Question 5 Short Answer
Why are Cluster A personality disorders particularly difficult to treat, and what specific clinical obstacle does each disorder present?
Think about your answer, then reveal below.
Model answer: All three disorders are largely ego-syntonic — the person does not typically experience their personality pattern as a problem, so motivation for treatment is low. Paranoid PD: pervasive distrust extends to the therapist, making therapeutic alliance — the foundation of effective therapy — the first and most persistent obstacle. Schizoid PD: genuine contentment with isolation means the person sees little reason to change; engagement in therapy is minimal. Schizotypal PD: cognitive distortions and paranoid social anxiety interfere with alliance-building, and the spectrum relationship to schizophrenia requires monitoring for psychotic decompensation.

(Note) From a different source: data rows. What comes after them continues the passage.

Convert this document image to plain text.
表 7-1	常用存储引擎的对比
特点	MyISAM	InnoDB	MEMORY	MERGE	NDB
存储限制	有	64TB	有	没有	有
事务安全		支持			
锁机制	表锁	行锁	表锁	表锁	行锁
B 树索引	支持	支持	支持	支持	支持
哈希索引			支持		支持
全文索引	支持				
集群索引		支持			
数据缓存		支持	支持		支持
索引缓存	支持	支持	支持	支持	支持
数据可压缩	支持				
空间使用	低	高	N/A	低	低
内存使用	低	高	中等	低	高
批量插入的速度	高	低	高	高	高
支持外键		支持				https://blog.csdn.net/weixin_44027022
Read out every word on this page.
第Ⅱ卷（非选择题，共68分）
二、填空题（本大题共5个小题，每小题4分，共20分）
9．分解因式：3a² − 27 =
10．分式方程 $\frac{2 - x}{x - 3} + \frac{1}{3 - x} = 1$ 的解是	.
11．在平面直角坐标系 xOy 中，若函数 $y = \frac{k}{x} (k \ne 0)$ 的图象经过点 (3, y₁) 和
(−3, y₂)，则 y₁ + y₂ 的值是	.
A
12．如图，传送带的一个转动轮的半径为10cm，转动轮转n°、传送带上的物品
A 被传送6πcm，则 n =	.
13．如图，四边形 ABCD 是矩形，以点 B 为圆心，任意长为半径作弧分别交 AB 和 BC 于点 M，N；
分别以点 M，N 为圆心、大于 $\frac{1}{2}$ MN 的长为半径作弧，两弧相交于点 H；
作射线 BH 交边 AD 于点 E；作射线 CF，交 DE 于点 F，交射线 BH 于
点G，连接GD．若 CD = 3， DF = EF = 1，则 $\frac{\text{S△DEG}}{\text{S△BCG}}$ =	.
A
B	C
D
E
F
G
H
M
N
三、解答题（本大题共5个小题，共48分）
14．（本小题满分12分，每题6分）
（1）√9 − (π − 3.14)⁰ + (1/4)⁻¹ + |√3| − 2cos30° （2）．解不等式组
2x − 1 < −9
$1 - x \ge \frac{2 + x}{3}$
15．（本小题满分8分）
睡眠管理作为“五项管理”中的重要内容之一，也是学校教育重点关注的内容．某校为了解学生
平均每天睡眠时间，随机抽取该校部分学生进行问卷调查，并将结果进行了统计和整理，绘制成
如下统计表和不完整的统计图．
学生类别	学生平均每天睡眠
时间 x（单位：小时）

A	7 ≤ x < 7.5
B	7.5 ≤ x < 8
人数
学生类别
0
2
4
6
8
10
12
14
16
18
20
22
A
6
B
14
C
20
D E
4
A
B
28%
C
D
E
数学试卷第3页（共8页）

The ego-syntonic quality is a key diagnostic feature as well as a treatment barrier: these individuals often only present for treatment when secondary problems emerge (depression, crisis) rather than because their personality style itself causes them distress. This contrasts sharply with Cluster C disorders (anxious/fearful), which are typically ego-dystonic — the person experiences their patterns as unwanted and is often motivated to change them.